A phase II trial conducted in China has demonstrated that the addition of perioperative toripalimab to concurrent chemoradiotherapy significantly improves outcomes in patients with newly diagnosed, high-risk stage III to IVa locoregionally advanced nasopharyngeal carcinoma who have elevated pretreatment plasma Epstein-Barr virus (EBV) DNA concentrations. The study, led by Hai-Qiang Mai, MD, from Sun Yat-sen University Cancer Center, suggests a promising new treatment approach for this challenging cancer.
The double-blind trial, published in The Lancet Oncology, enrolled 150 patients with pretreatment plasma EBV DNA concentrations ≥ 1,500 copies/mL at Sun Yat-sen University Cancer Centre between December 2019 and December 2021. Participants were randomized in a 2:1 ratio to receive either neoadjuvant toripalimab at 240 mg (n = 100) or placebo (n = 50) every 2 weeks for two cycles. This was followed by neoadjuvant concurrent cisplatin at 100 mg/m2 on days 1, 22, and 43 during intensity-modulated radiotherapy (54–70 Gy in 33 fractions) and adjuvant toripalimab at 240 mg or placebo every 3 weeks for up to eight cycles. The primary endpoint was 2-year progression-free survival.
Significant Improvement in Progression-Free Survival
After a median follow-up of 37.8 months, the 2-year progression-free survival rate was 92.0% (95% CI = 86.7%–97.3%) in the toripalimab group compared to 74.0% (95% CI = 61.8%–86.2%) in the control group. This difference was statistically significant, with a stratified hazard ratio (HR) of 0.40 (95% CI = 0.18–0.89, P = .019).

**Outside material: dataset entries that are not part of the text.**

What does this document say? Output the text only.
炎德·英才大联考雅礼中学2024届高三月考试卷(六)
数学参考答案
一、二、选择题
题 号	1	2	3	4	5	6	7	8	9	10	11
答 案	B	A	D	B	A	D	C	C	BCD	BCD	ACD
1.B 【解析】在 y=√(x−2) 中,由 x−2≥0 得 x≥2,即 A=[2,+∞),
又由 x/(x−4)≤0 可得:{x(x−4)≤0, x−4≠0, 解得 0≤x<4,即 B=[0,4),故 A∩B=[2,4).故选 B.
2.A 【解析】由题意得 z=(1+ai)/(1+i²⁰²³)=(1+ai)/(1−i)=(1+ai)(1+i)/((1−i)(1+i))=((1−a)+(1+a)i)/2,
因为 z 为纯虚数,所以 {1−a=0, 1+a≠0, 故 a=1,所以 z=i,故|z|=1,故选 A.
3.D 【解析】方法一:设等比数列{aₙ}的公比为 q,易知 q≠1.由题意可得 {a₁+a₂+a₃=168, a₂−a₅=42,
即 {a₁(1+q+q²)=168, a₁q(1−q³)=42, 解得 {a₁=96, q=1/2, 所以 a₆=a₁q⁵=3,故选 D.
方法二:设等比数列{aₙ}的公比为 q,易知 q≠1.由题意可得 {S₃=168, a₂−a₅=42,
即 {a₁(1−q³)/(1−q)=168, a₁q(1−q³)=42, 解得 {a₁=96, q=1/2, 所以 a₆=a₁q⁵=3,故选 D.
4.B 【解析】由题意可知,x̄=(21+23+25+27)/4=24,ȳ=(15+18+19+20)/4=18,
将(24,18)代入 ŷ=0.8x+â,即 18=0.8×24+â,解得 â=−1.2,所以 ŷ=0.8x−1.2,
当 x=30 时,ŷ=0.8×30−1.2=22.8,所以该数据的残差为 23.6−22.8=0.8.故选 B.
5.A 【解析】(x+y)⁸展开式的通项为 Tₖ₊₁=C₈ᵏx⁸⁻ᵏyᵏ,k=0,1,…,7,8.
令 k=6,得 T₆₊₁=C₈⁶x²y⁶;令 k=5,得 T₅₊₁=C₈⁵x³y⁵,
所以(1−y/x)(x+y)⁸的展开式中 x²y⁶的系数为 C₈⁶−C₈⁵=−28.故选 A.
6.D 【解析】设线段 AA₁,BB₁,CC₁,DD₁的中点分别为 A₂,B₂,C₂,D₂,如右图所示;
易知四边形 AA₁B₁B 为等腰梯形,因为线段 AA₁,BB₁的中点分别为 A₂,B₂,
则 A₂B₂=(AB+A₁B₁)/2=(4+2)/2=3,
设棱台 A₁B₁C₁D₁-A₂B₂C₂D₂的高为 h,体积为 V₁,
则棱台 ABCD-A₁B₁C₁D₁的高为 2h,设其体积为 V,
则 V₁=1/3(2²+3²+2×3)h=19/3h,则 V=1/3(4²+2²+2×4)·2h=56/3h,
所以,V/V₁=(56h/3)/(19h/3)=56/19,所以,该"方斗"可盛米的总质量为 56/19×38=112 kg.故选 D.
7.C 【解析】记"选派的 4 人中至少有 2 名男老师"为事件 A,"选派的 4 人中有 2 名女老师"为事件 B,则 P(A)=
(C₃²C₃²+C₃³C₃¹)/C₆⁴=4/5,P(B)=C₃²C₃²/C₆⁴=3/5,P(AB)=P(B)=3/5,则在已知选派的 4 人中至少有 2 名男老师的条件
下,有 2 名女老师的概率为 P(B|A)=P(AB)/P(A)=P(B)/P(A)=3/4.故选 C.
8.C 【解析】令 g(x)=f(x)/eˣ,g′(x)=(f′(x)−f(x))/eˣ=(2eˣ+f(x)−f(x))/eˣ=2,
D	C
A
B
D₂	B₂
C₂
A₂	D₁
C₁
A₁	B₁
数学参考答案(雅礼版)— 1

Impact on Overall Survival and Metastasis
The study also revealed improvements in other key outcomes. At 3 years, overall survival was 99.0% in the toripalimab group versus 90.0% in the control group. The cumulative incidence of distant metastasis was 9.6% versus 20.2%, and the cumulative incidence of locoregional relapse was 3.7% versus 17.0%.
Safety Profile and Adverse Events
Grade ≥ 3 adverse events occurred in 74% of patients in the toripalimab group and 68% in the control group. The most common events in both groups were leukopenia (40% vs 44%), mucositis (28% vs 20%), and neutropenia (17% vs 18%). Immune-mediated adverse events of any grade were more frequent in the toripalimab group (42% vs 22%), with grade ≥ 3 events occurring in 10% versus 0%. Notably, no treatment-related deaths were observed in either group.

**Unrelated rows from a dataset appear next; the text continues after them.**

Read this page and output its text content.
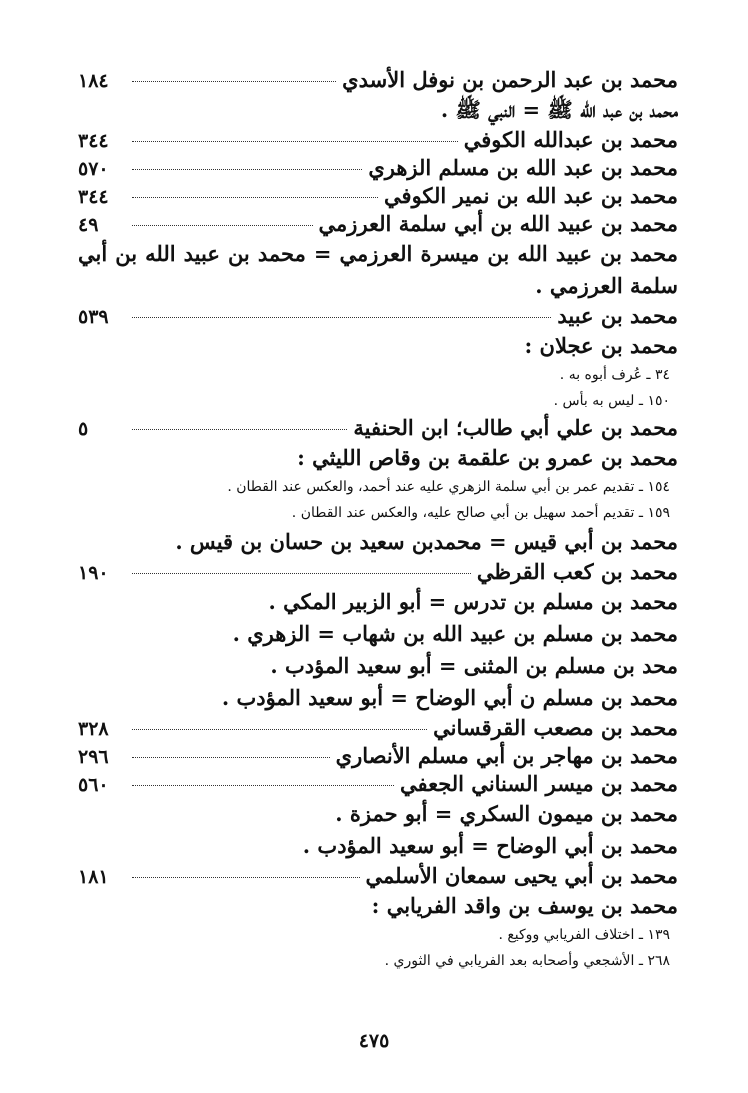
محمد بن عبد الرحمن بن نوفل الأسدي
١٨٤
محمد بن عبد الله ﷺ = النبي ﷺ .
محمد بن عبدالله الكوفي
٣٤٤
محمد بن عبد الله بن مسلم الزهري
٥٧٠
محمد بن عبد الله بن نمير الكوفي
٣٤٤
محمد بن عبيد الله بن أبي سلمة العرزمي
٤٩
محمد بن عبيد الله بن ميسرة العرزمي = محمد بن عبيد الله بن أبي سلمة العرزمي .
محمد بن عبيد
٥٣٩
محمد بن عجلان :
٣٤ ـ عُرف أبوه به .
١٥٠ ـ ليس به بأس .
محمد بن علي أبي طالب؛ ابن الحنفية
٥
محمد بن عمرو بن علقمة بن وقاص الليثي :
١٥٤ ـ تقديم عمر بن أبي سلمة الزهري عليه عند أحمد، والعكس عند القطان .
١٥٩ ـ تقديم أحمد سهيل بن أبي صالح عليه، والعكس عند القطان .
محمد بن أبي قيس = محمدبن سعيد بن حسان بن قيس .
محمد بن كعب القرظي
١٩٠
محمد بن مسلم بن تدرس = أبو الزبير المكي .
محمد بن مسلم بن عبيد الله بن شهاب = الزهري .
محد بن مسلم بن المثنى = أبو سعيد المؤدب .
محمد بن مسلم ن أبي الوضاح = أبو سعيد المؤدب .
محمد بن مصعب القرقساني
٣٢٨
محمد بن مهاجر بن أبي مسلم الأنصاري
٢٩٦
محمد بن ميسر السناني الجعفي
٥٦٠
محمد بن ميمون السكري = أبو حمزة .
محمد بن أبي الوضاح = أبو سعيد المؤدب .
محمد بن أبي يحيى سمعان الأسلمي
١٨١
محمد بن يوسف بن واقد الفريابي :
١٣٩ ـ اختلاف الفريابي ووكيع .
٢٦٨ ـ الأشجعي وأصحابه بعد الفريابي في الثوري .
٤٧٥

Implications and Future Directions
The investigators concluded that the “sandwich approach” involving toripalimab in the neoadjuvant and adjuvant phases, combined with concurrent chemoradiotherapy, shows promise as a therapy for locoregionally advanced nasopharyngeal carcinoma. They suggest that phase 3 non-inferiority trials are warranted to compare neoadjuvant and adjuvant toripalimab versus cisplatin plus gemcitabine neoadjuvant chemotherapy combined with concurrent chemoradiotherapy.